The increasing incidence of antibiotic-resistant Mycobacterium tuberculosis infections is a growing global health threat necessitating the development of new antibiotics. Serine hydrolases (SHs) are a promising class of targets because of their importance for the synthesis of the mycobacterial cell envelope. We screened a library of small molecules containing serine-reactive electrophiles and identified a series of narrow spectrum inhibitors of M. tuberculous growth. Using these lead molecules we performed competitive activity-based protein profiling and identified SH targets, including enzymes with uncharacterized functions. Lipidomic analyses of compound-treated cultures revealed an accumulation of free lipids and a substantial decrease in lipooligosaccharides, linking SH inhibition to defects in cell envelope biogenesis. Mutant analysis revealed a path to resistance via the synthesis of mycocerates, but not through mutations to target enzymes. We conclude that simultaneous inhibition of multiple SH enzymes is likely to be an effective therapeutic strategy.

Peptides were resuspended in 0.2% formic acid in water. Peptides were separated over a 25-cm EasySpray reversed phase LC column (75 μm inner diameter packed with 2 μm, 100 Å, PepMap C18 particles, Thermo Fisher Scientific). The mobile phases (A: water with 0.2% formic acid and B: acetonitrile with 0.2% formic acid) were driven and controlled by a Dionex Ultimate 3000 RPLC nano system (Thermo Fisher Scientific). Gradient elution was performed at 300 nl min⁻¹. For the FP ABPP experiment, the mobile phase was ramped to 3% B over 3 min, followed by a ramp to 35% B at 93 min, a ramp to 42% B at 103 min, and a wash at 95% B for 10 min. For the BMB034 ABPP experiment, the mobile phase was ramped to 5% B over 4 min, followed by a ramp to 25% B at 72 min, and a wash at 9% B for 6 min. Eluted peptides were analyzed on an Orbitrap Fusion Tribrid MS system (Thermo Fisher Scientific). Survey scans of peptide precursors were collected in the Orbitrap from 300-1500 m/z for the FP ABPP experiment or 350-1350 m/z for the BMB034 ABPP experiment. Monoisotopic precursor selection was enabled for peptide isotopic distributions, precursors of z = 2–5 were selected for data-dependent MS/MS scans for 2 s of cycle time.

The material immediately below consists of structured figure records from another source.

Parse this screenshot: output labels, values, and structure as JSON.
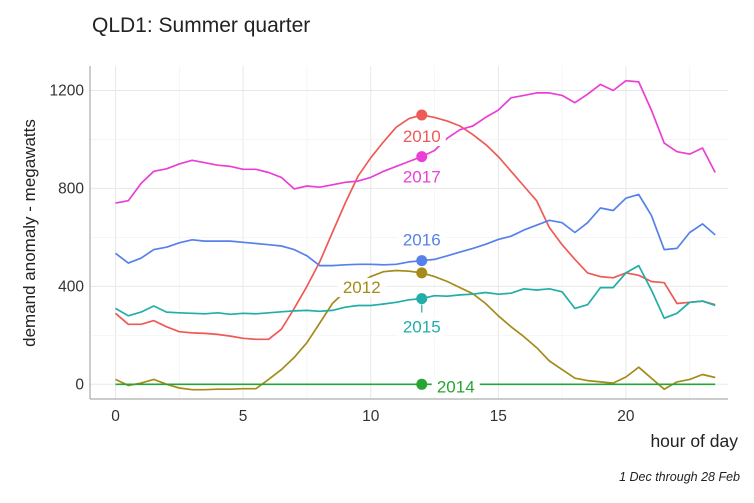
{
  "chart_data": {
    "type": "line",
    "title": "QLD1: Summer quarter",
    "caption": "1 Dec through 28 Feb",
    "xlabel": "hour of day",
    "ylabel": "demand anomaly - megawatts",
    "xlim": [
      -1,
      24
    ],
    "ylim": [
      -60,
      1300
    ],
    "xticks": [
      0,
      5,
      10,
      15,
      20
    ],
    "yticks": [
      0,
      400,
      800,
      1200
    ],
    "grid": true,
    "legend": "direct labels at hour 12",
    "x": [
      0,
      0.5,
      1,
      1.5,
      2,
      2.5,
      3,
      3.5,
      4,
      4.5,
      5,
      5.5,
      6,
      6.5,
      7,
      7.5,
      8,
      8.5,
      9,
      9.5,
      10,
      10.5,
      11,
      11.5,
      12,
      12.5,
      13,
      13.5,
      14,
      14.5,
      15,
      15.5,
      16,
      16.5,
      17,
      17.5,
      18,
      18.5,
      19,
      19.5,
      20,
      20.5,
      21,
      21.5,
      22,
      22.5,
      23,
      23.5
    ],
    "series": [
      {
        "name": "2010",
        "color": "#ee5a55",
        "marker_x": 12,
        "marker_y": 1100,
        "values": [
          290,
          245,
          245,
          260,
          235,
          215,
          210,
          208,
          204,
          197,
          188,
          184,
          184,
          225,
          310,
          400,
          500,
          620,
          740,
          850,
          925,
          990,
          1050,
          1085,
          1100,
          1090,
          1075,
          1055,
          1020,
          980,
          930,
          870,
          810,
          750,
          640,
          570,
          510,
          455,
          440,
          435,
          455,
          445,
          420,
          415,
          330,
          335,
          340,
          325
        ]
      },
      {
        "name": "2017",
        "color": "#e93fd6",
        "marker_x": 12,
        "marker_y": 930,
        "values": [
          740,
          750,
          820,
          870,
          880,
          900,
          915,
          905,
          895,
          890,
          878,
          878,
          865,
          845,
          798,
          810,
          805,
          815,
          825,
          830,
          845,
          870,
          890,
          910,
          930,
          955,
          1005,
          1040,
          1055,
          1090,
          1120,
          1170,
          1180,
          1190,
          1190,
          1180,
          1150,
          1185,
          1225,
          1200,
          1240,
          1235,
          1120,
          985,
          950,
          940,
          965,
          865
        ]
      },
      {
        "name": "2016",
        "color": "#5681ea",
        "marker_x": 12,
        "marker_y": 505,
        "values": [
          535,
          495,
          515,
          550,
          560,
          578,
          590,
          585,
          585,
          585,
          580,
          575,
          570,
          565,
          550,
          525,
          485,
          485,
          488,
          490,
          490,
          488,
          490,
          500,
          505,
          510,
          525,
          540,
          555,
          572,
          592,
          605,
          630,
          650,
          670,
          660,
          620,
          660,
          720,
          710,
          760,
          775,
          690,
          550,
          555,
          620,
          655,
          610
        ]
      },
      {
        "name": "2012",
        "color": "#a48b1a",
        "marker_x": 12,
        "marker_y": 455,
        "values": [
          20,
          -5,
          5,
          20,
          0,
          -15,
          -22,
          -22,
          -20,
          -20,
          -18,
          -18,
          20,
          60,
          110,
          170,
          250,
          330,
          380,
          410,
          440,
          460,
          465,
          462,
          455,
          440,
          420,
          395,
          370,
          330,
          280,
          235,
          195,
          150,
          95,
          60,
          25,
          15,
          10,
          5,
          30,
          70,
          25,
          -20,
          10,
          20,
          40,
          28
        ]
      },
      {
        "name": "2015",
        "color": "#21aea6",
        "marker_x": 12,
        "marker_y": 350,
        "values": [
          310,
          280,
          295,
          320,
          295,
          292,
          290,
          288,
          292,
          286,
          290,
          288,
          292,
          296,
          300,
          302,
          298,
          302,
          315,
          322,
          322,
          328,
          335,
          345,
          350,
          362,
          360,
          365,
          368,
          375,
          368,
          372,
          390,
          385,
          390,
          378,
          310,
          325,
          395,
          395,
          455,
          485,
          385,
          270,
          290,
          335,
          340,
          322
        ]
      },
      {
        "name": "2014",
        "color": "#27a534",
        "marker_x": 12,
        "marker_y": 0,
        "values": [
          0,
          0,
          0,
          0,
          0,
          0,
          0,
          0,
          0,
          0,
          0,
          0,
          0,
          0,
          0,
          0,
          0,
          0,
          0,
          0,
          0,
          0,
          0,
          0,
          0,
          0,
          0,
          0,
          0,
          0,
          0,
          0,
          0,
          0,
          0,
          0,
          0,
          0,
          0,
          0,
          0,
          0,
          0,
          0,
          0,
          0,
          0,
          0
        ]
      }
    ]
  }
}
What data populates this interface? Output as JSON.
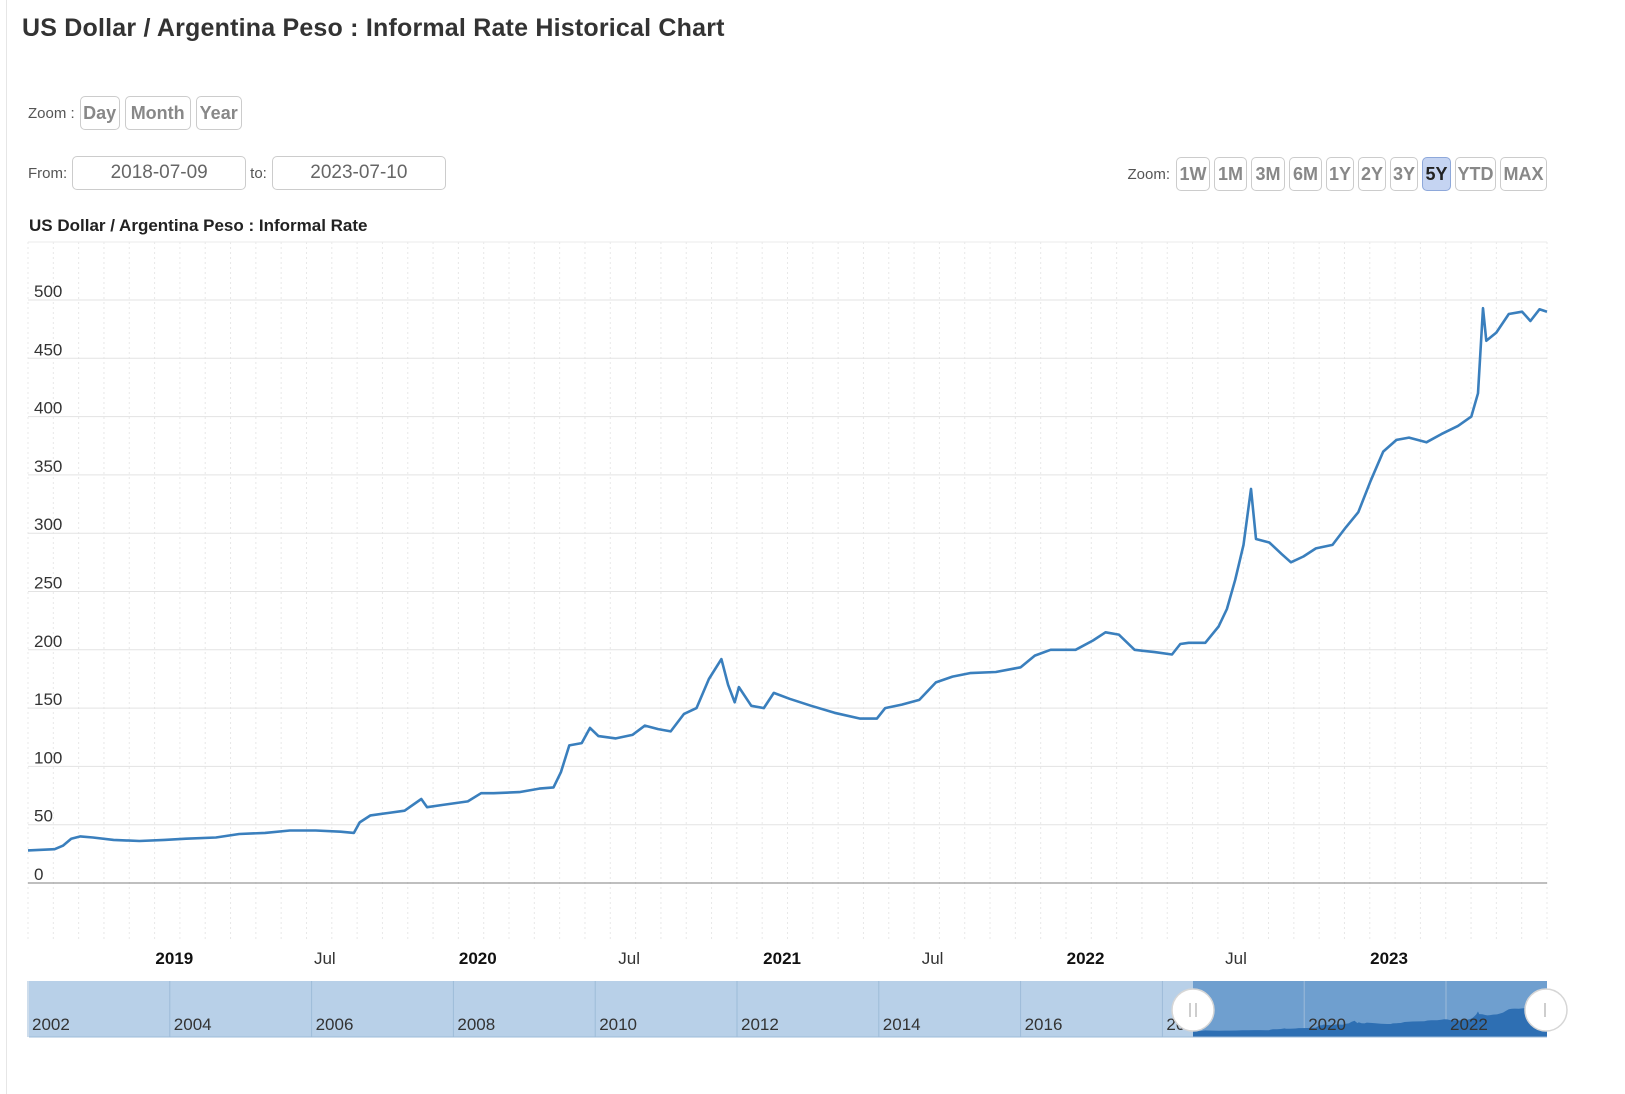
{
  "page_title": "US Dollar / Argentina Peso : Informal Rate Historical Chart",
  "zoom_units": {
    "label": "Zoom :",
    "buttons": [
      "Day",
      "Month",
      "Year"
    ]
  },
  "range": {
    "from_label": "From:",
    "from_value": "2018-07-09",
    "to_label": "to:",
    "to_value": "2023-07-10"
  },
  "zoom_periods": {
    "label": "Zoom:",
    "buttons": [
      "1W",
      "1M",
      "3M",
      "6M",
      "1Y",
      "2Y",
      "3Y",
      "5Y",
      "YTD",
      "MAX"
    ],
    "active": "5Y"
  },
  "colors": {
    "line": "#3a7fbd",
    "navigator_bg": "#b8d0e8",
    "navigator_selected": "#6f9fcf",
    "navigator_area": "#2e6fb3",
    "active_button": "#c5d4f2"
  },
  "chart_data": {
    "type": "line",
    "title": "US Dollar / Argentina Peso : Informal Rate",
    "xlabel": "",
    "ylabel": "",
    "ylim": [
      0,
      500
    ],
    "yticks": [
      "0",
      "50",
      "100",
      "150",
      "200",
      "250",
      "300",
      "350",
      "400",
      "450",
      "500"
    ],
    "xlim": [
      "2018-07-09",
      "2023-07-10"
    ],
    "xticks": [
      {
        "label": "2019",
        "date": "2019-01-01",
        "bold": true
      },
      {
        "label": "Jul",
        "date": "2019-07-01",
        "bold": false
      },
      {
        "label": "2020",
        "date": "2020-01-01",
        "bold": true
      },
      {
        "label": "Jul",
        "date": "2020-07-01",
        "bold": false
      },
      {
        "label": "2021",
        "date": "2021-01-01",
        "bold": true
      },
      {
        "label": "Jul",
        "date": "2021-07-01",
        "bold": false
      },
      {
        "label": "2022",
        "date": "2022-01-01",
        "bold": true
      },
      {
        "label": "Jul",
        "date": "2022-07-01",
        "bold": false
      },
      {
        "label": "2023",
        "date": "2023-01-01",
        "bold": true
      }
    ],
    "grid": true,
    "legend": "none",
    "series": [
      {
        "points": [
          [
            "2018-07-09",
            28
          ],
          [
            "2018-08-10",
            29
          ],
          [
            "2018-08-20",
            32
          ],
          [
            "2018-08-30",
            38
          ],
          [
            "2018-09-10",
            40
          ],
          [
            "2018-09-25",
            39
          ],
          [
            "2018-10-20",
            37
          ],
          [
            "2018-11-20",
            36
          ],
          [
            "2018-12-20",
            37
          ],
          [
            "2019-01-15",
            38
          ],
          [
            "2019-02-20",
            39
          ],
          [
            "2019-03-20",
            42
          ],
          [
            "2019-04-20",
            43
          ],
          [
            "2019-05-20",
            45
          ],
          [
            "2019-06-20",
            45
          ],
          [
            "2019-07-20",
            44
          ],
          [
            "2019-08-05",
            43
          ],
          [
            "2019-08-12",
            52
          ],
          [
            "2019-08-25",
            58
          ],
          [
            "2019-09-15",
            60
          ],
          [
            "2019-10-05",
            62
          ],
          [
            "2019-10-25",
            72
          ],
          [
            "2019-11-01",
            65
          ],
          [
            "2019-11-20",
            67
          ],
          [
            "2019-12-20",
            70
          ],
          [
            "2020-01-05",
            77
          ],
          [
            "2020-01-20",
            77
          ],
          [
            "2020-02-20",
            78
          ],
          [
            "2020-03-15",
            81
          ],
          [
            "2020-04-01",
            82
          ],
          [
            "2020-04-10",
            95
          ],
          [
            "2020-04-20",
            118
          ],
          [
            "2020-05-05",
            120
          ],
          [
            "2020-05-15",
            133
          ],
          [
            "2020-05-25",
            126
          ],
          [
            "2020-06-15",
            124
          ],
          [
            "2020-07-05",
            127
          ],
          [
            "2020-07-20",
            135
          ],
          [
            "2020-08-05",
            132
          ],
          [
            "2020-08-20",
            130
          ],
          [
            "2020-09-05",
            145
          ],
          [
            "2020-09-20",
            150
          ],
          [
            "2020-10-05",
            175
          ],
          [
            "2020-10-20",
            192
          ],
          [
            "2020-10-28",
            170
          ],
          [
            "2020-11-05",
            155
          ],
          [
            "2020-11-10",
            168
          ],
          [
            "2020-11-25",
            152
          ],
          [
            "2020-12-10",
            150
          ],
          [
            "2020-12-22",
            163
          ],
          [
            "2021-01-10",
            158
          ],
          [
            "2021-02-05",
            152
          ],
          [
            "2021-03-05",
            146
          ],
          [
            "2021-04-05",
            141
          ],
          [
            "2021-04-25",
            141
          ],
          [
            "2021-05-05",
            150
          ],
          [
            "2021-05-25",
            153
          ],
          [
            "2021-06-15",
            157
          ],
          [
            "2021-07-05",
            172
          ],
          [
            "2021-07-25",
            177
          ],
          [
            "2021-08-15",
            180
          ],
          [
            "2021-09-15",
            181
          ],
          [
            "2021-10-15",
            185
          ],
          [
            "2021-11-01",
            195
          ],
          [
            "2021-11-20",
            200
          ],
          [
            "2021-12-20",
            200
          ],
          [
            "2022-01-10",
            208
          ],
          [
            "2022-01-25",
            215
          ],
          [
            "2022-02-10",
            213
          ],
          [
            "2022-03-01",
            200
          ],
          [
            "2022-03-25",
            198
          ],
          [
            "2022-04-15",
            196
          ],
          [
            "2022-04-25",
            205
          ],
          [
            "2022-05-05",
            206
          ],
          [
            "2022-05-25",
            206
          ],
          [
            "2022-06-10",
            220
          ],
          [
            "2022-06-20",
            235
          ],
          [
            "2022-06-30",
            260
          ],
          [
            "2022-07-10",
            290
          ],
          [
            "2022-07-19",
            338
          ],
          [
            "2022-07-25",
            295
          ],
          [
            "2022-08-10",
            292
          ],
          [
            "2022-08-25",
            282
          ],
          [
            "2022-09-05",
            275
          ],
          [
            "2022-09-20",
            280
          ],
          [
            "2022-10-05",
            287
          ],
          [
            "2022-10-25",
            290
          ],
          [
            "2022-11-10",
            305
          ],
          [
            "2022-11-25",
            318
          ],
          [
            "2022-12-10",
            345
          ],
          [
            "2022-12-25",
            370
          ],
          [
            "2023-01-10",
            380
          ],
          [
            "2023-01-25",
            382
          ],
          [
            "2023-02-15",
            378
          ],
          [
            "2023-03-05",
            385
          ],
          [
            "2023-03-25",
            392
          ],
          [
            "2023-04-10",
            400
          ],
          [
            "2023-04-18",
            420
          ],
          [
            "2023-04-24",
            493
          ],
          [
            "2023-04-28",
            465
          ],
          [
            "2023-05-10",
            472
          ],
          [
            "2023-05-25",
            488
          ],
          [
            "2023-06-10",
            490
          ],
          [
            "2023-06-20",
            482
          ],
          [
            "2023-07-01",
            492
          ],
          [
            "2023-07-10",
            490
          ]
        ]
      }
    ]
  },
  "navigator": {
    "labels": [
      "2002",
      "2004",
      "2006",
      "2008",
      "2010",
      "2012",
      "2014",
      "2016",
      "20",
      "2020",
      "2022"
    ],
    "handle_icon": "grip-handle-icon"
  }
}
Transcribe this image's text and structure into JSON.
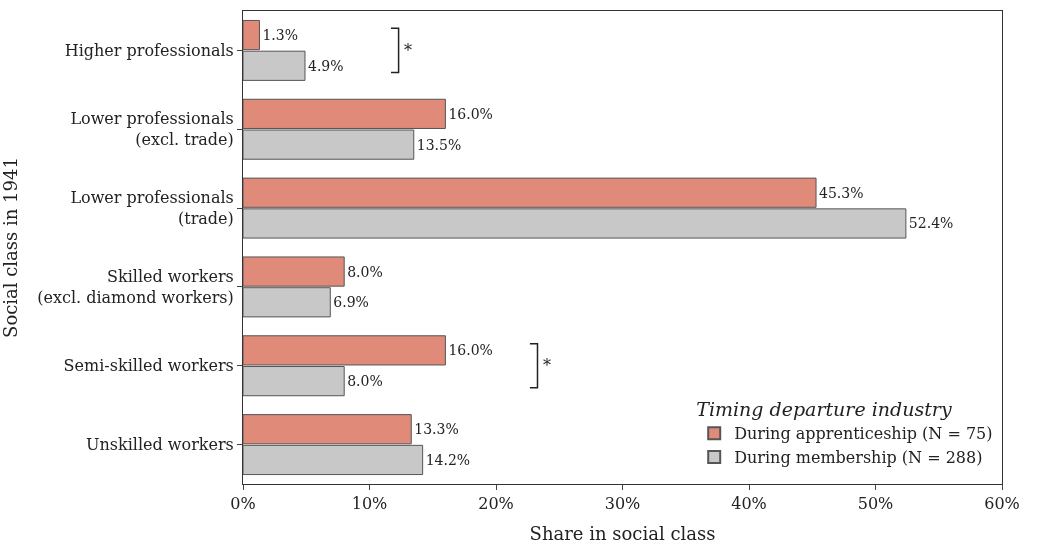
{
  "chart_data": {
    "type": "bar",
    "orientation": "horizontal",
    "xlabel": "Share in social class",
    "ylabel": "Social class in 1941",
    "categories": [
      "Higher professionals",
      "Lower professionals\n(excl. trade)",
      "Lower professionals\n(trade)",
      "Skilled workers\n(excl. diamond workers)",
      "Semi-skilled workers",
      "Unskilled workers"
    ],
    "series": [
      {
        "name": "During apprenticeship (N = 75)",
        "color": "#e08a7a",
        "values": [
          1.3,
          16.0,
          45.3,
          8.0,
          16.0,
          13.3
        ],
        "value_labels": [
          "1.3%",
          "16.0%",
          "45.3%",
          "8.0%",
          "16.0%",
          "13.3%"
        ]
      },
      {
        "name": "During membership (N = 288)",
        "color": "#c8c8c8",
        "values": [
          4.9,
          13.5,
          52.4,
          6.9,
          8.0,
          14.2
        ],
        "value_labels": [
          "4.9%",
          "13.5%",
          "52.4%",
          "6.9%",
          "8.0%",
          "14.2%"
        ]
      }
    ],
    "legend_title": "Timing departure industry",
    "legend": "bottom right",
    "xlim": [
      0,
      60
    ],
    "xticks": [
      {
        "value": 0,
        "label": "0%"
      },
      {
        "value": 10,
        "label": "10%"
      },
      {
        "value": 20,
        "label": "20%"
      },
      {
        "value": 30,
        "label": "30%"
      },
      {
        "value": 40,
        "label": "40%"
      },
      {
        "value": 50,
        "label": "50%"
      },
      {
        "value": 60,
        "label": "60%"
      }
    ],
    "annotations": [
      "*",
      "*"
    ]
  }
}
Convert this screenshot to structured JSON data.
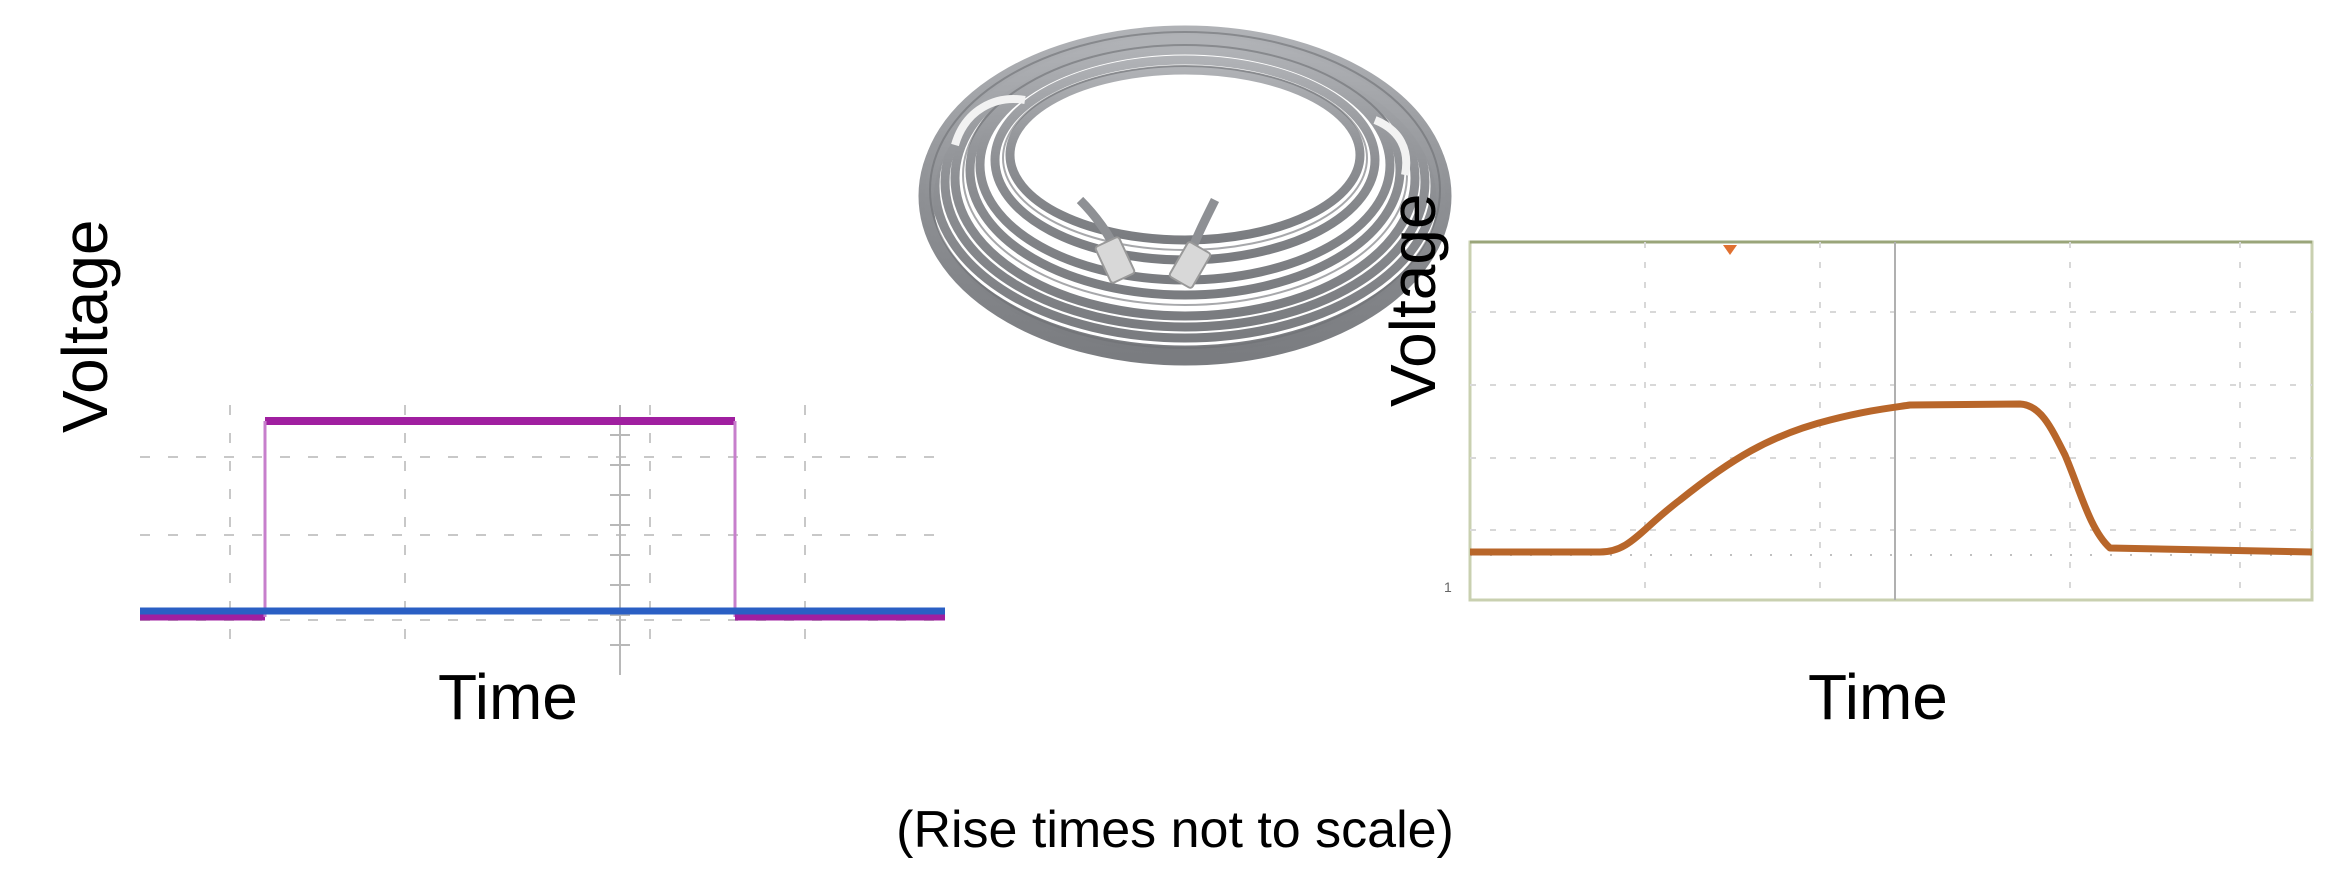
{
  "left_plot": {
    "y_label": "Voltage",
    "x_label": "Time",
    "colors": {
      "input_trace": "#a01fa0",
      "output_trace": "#2a5fc4",
      "grid": "#c8c8c8"
    }
  },
  "cable_image": {
    "icon": "ethernet-cable-coil",
    "colors": {
      "cable": "#9a9ca0",
      "tie": "#f2f2f2"
    }
  },
  "right_plot": {
    "y_label": "Voltage",
    "x_label": "Time",
    "colors": {
      "trace": "#b8662a",
      "frame": "#9aa57a",
      "marker": "#e07030"
    }
  },
  "caption": "(Rise times not to scale)"
}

Raw data files were analyzed using MaxQuant (v. 1.6.1.0) with the following parameters: trypsin digestion with maximum of 2 missed cleavages, variable modifications of oxidized methionine residues and acetylated N-termini, fixed modifications of carbamidomethylation at cysteine residues, peptide tolerance of 4.5 ppm, and a FDR of 1%. Peptides were quantified using LFQ with a minimum peptide count of 2, MS/MS of at least one peptide required for quantification, and using re-quantification and matches between runs. Data were searched against the reference H37Rv proteome. FP and BMB034 enrichment experiments were analyzed separately and results were merged (Table S4). Protein abundance ratios were calculated by dividing LFQ values from compound-treated samples by those from DMSO-treated samples. In cases where proteins were not identified in compound-treated samples, log₂ ratios were arbitrarily set to -10.